Needless to say, SNL is incapable of reprising this sketch for the modern day. They don’t have the talent of the cast mentioned above. And they don’t have the ability to see the President as a true target of ridicule. To them, he is, in reality, a genius, micromanaging executive. Therefore, their attempts at Presidential humor are usually directed at the President’s opponents or at the public which doesn’t sufficiently appreciate him. This will resonate with some of the American public, but only a minority, more partisan bloc. The lack of a shared stereotype between SNL (and establishment media in general) and the public means they will not achieve the mass appeal, or be considered classically funny, in the same way their predecessors could.
What would it look like if someone tried to parody Obama in the same way SNL did with Reagan? I can’t imagine anyone doing a better job than Gavin McInnes at Taki’s Magazine, with his article “The Real White House”. It’s the tale of what might have transpired behind the scenes as the Bowe Bergdahl-terrorist prisoner swap transpired. It imagines the President as a tough, dedicated, experienced, results-oriented leader with his country’s best interests always foremost on his mind. Excerpt below, but I encourage you to read the whole thing and prepare for a state of emotional absurdity where the perceived situation is seen as normal, while some affective commitment by you to the way something in the situation ought to be is violated.
“Sir, with all due respect,” Susan Rice boldly states, “you did say no soldier left behind.”
Obama closes his eyes with regret. Why did he appoint this publicist to such a high office? “What was I thinking?” he says to himself. Then he gives her a look that almost sets her weave on fire.
She stares back at him, defenseless. She decides to double down. “It’s not up to us to decide which soldier lives or dies. This isn’t a death panel.”
The president looks pensively out the window. He would love to strangle her because she talks like the enemy, but he’s not on the battlefield anymore. He’s in the highest office in the land and he has to use his mind, not his immense physical strength and seemingly limitless tactical training.
“Susan” he says calmly, “Every life lost is the result of myriad complex calculations. Of course I wanted to negotiate this man’s release. So did most Republicans. The fact that we are at the point where we may have to give five prisoners for one deserter is a bad calculation. It’s also a very dangerous one.
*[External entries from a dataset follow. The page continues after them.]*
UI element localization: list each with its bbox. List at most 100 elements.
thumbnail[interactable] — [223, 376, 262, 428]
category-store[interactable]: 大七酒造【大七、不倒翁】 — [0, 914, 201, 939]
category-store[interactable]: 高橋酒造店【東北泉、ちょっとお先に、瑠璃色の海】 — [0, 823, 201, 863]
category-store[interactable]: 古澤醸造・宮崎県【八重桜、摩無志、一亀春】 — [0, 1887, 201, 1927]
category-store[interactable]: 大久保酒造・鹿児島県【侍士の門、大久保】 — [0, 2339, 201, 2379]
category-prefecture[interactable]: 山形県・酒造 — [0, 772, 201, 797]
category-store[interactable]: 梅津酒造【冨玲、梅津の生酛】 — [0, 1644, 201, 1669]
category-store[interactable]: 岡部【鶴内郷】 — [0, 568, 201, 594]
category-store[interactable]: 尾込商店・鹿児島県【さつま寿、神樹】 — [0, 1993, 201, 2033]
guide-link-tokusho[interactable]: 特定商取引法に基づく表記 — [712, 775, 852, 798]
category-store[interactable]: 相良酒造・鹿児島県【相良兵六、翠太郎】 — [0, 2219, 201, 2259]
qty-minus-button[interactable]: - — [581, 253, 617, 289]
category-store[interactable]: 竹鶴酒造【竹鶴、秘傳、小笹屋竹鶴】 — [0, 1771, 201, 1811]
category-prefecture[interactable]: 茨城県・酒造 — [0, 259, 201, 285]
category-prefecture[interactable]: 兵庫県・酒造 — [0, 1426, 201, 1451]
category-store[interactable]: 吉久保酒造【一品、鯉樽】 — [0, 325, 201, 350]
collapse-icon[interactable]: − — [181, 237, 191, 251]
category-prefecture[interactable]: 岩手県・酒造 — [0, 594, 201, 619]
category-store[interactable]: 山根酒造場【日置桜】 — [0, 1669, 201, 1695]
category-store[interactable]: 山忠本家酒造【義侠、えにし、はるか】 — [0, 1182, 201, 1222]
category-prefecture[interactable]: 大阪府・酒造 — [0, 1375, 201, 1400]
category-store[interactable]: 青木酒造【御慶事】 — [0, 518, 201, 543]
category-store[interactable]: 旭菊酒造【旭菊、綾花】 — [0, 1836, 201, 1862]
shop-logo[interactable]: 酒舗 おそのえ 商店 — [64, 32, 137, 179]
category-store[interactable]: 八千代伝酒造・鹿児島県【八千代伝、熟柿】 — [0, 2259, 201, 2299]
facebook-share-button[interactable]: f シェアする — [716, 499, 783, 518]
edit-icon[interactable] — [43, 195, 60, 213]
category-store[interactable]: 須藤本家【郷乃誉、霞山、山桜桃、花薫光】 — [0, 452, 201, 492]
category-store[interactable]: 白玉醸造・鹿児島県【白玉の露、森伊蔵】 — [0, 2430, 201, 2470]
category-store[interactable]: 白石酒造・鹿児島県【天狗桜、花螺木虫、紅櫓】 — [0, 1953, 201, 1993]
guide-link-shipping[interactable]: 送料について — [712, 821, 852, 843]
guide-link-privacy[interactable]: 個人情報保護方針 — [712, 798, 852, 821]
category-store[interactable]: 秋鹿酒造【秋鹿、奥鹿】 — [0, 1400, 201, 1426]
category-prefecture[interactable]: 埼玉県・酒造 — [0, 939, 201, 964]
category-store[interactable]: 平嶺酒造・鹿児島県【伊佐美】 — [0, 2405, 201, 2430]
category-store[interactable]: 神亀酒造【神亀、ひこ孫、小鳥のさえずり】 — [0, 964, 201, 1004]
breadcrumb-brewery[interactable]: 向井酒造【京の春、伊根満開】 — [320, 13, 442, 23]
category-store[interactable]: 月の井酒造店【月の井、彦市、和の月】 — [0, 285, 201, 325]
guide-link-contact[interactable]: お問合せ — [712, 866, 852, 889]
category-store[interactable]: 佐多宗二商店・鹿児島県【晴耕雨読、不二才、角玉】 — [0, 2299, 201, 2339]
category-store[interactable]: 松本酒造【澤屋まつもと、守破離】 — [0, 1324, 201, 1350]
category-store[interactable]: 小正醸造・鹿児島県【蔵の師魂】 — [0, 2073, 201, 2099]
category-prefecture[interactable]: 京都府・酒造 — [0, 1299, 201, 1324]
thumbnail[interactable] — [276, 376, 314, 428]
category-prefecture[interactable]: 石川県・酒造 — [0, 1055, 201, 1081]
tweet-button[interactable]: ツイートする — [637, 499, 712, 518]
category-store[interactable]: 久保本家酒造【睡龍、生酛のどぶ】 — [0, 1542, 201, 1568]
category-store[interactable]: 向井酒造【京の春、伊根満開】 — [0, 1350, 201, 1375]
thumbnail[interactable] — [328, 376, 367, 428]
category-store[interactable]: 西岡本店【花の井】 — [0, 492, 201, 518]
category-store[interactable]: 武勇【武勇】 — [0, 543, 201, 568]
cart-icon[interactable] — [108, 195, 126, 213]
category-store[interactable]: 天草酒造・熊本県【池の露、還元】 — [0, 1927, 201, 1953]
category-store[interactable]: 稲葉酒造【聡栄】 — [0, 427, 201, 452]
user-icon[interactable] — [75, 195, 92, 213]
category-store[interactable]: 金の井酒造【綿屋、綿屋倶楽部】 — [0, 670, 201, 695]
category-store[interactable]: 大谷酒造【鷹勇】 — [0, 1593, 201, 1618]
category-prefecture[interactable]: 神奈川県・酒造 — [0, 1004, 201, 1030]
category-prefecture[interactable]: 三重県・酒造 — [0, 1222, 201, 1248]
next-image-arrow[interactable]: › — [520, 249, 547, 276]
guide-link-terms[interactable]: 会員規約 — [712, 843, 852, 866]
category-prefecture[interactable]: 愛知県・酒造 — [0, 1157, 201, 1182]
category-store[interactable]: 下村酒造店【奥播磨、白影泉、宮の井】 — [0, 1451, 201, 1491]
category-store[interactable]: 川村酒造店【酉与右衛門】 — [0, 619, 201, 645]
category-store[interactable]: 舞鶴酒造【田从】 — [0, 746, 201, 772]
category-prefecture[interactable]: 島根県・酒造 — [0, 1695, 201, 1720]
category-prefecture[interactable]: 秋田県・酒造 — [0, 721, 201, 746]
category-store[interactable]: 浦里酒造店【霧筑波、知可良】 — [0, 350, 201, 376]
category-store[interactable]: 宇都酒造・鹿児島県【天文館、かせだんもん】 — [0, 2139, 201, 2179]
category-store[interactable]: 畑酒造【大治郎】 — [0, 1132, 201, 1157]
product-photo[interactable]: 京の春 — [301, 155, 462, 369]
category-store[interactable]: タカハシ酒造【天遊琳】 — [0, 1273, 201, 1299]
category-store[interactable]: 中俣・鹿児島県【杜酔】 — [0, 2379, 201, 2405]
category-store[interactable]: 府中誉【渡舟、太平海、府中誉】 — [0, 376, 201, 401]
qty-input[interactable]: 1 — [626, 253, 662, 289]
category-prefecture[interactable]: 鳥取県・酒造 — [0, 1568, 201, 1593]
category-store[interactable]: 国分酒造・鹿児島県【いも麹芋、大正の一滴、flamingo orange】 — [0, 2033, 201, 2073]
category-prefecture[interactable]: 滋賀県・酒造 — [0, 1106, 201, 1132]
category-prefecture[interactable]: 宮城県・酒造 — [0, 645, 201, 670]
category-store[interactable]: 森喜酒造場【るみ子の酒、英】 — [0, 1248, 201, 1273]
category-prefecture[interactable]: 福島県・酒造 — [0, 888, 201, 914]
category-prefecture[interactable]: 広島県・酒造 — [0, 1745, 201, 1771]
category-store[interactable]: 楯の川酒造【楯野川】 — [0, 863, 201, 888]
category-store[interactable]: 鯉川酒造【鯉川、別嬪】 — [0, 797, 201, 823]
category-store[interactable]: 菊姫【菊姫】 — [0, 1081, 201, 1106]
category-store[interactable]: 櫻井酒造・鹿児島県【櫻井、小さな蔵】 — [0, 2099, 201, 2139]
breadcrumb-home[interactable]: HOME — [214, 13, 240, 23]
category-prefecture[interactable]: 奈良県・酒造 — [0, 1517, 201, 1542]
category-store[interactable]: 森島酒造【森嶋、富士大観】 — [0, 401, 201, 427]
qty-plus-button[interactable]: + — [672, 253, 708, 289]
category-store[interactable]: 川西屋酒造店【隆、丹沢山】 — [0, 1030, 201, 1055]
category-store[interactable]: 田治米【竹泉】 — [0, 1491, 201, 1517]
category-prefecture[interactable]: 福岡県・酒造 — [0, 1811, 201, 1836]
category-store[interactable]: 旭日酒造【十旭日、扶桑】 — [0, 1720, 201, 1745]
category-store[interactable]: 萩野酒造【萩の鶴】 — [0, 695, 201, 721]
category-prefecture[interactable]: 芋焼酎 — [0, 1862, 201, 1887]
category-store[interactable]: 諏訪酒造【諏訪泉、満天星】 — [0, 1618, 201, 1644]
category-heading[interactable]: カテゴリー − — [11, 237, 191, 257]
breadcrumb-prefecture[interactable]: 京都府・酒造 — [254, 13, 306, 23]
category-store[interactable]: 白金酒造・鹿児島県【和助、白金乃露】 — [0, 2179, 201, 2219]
This will be a net loss for American lives.” The president’s voice has been getting incrementally louder and Rice is visibly shaken. “When the war is over—and believe me, this war will end—we will negotiate the release of all our prisoners. However, the war is NOT over. And do you know what war is, ambassador?”
The president inhales before bellowing, “WAR IS A F***ING DEATH PANEL!”
Susan Rice bursts into tears and runs out of the Oval Office sobbing. She won’t be back. Barack Obama is instantly composed and continues the discussion with his advisors. “If,” he says, with one finger in the air, “If we are beyond the point of no return and we must give five prisoners for this, this, ass-clown, let’s do it with as little fanfare as possible. I want the exchange to go down under the wire and I don’t want to hear about it ever again. When Bowe—” The president pauses to shake his head. “Who spells Beau b-o-w-e anyhow?” he asks.
Two officers dare to smile. Obama wipes the grins off their faces with one glance. “When this f***ing spud returns home, I want a full investigation. If he deserted his post, that’s treason and the punishment for treason in this country is the death penalty. We lost what, five men tracking this guy?” he asks.
“More like eight, sir,” an officer replies.
The president clenches his fist and begins to walk out. His dinner might still be warm and he needs another drink. “Oh,” he says, turning back after opening the door, “Make sure the prisoners we released are taken care of. I don’t want to hear about it either.” He smiles before adding, “Old school,” and walks out of the room.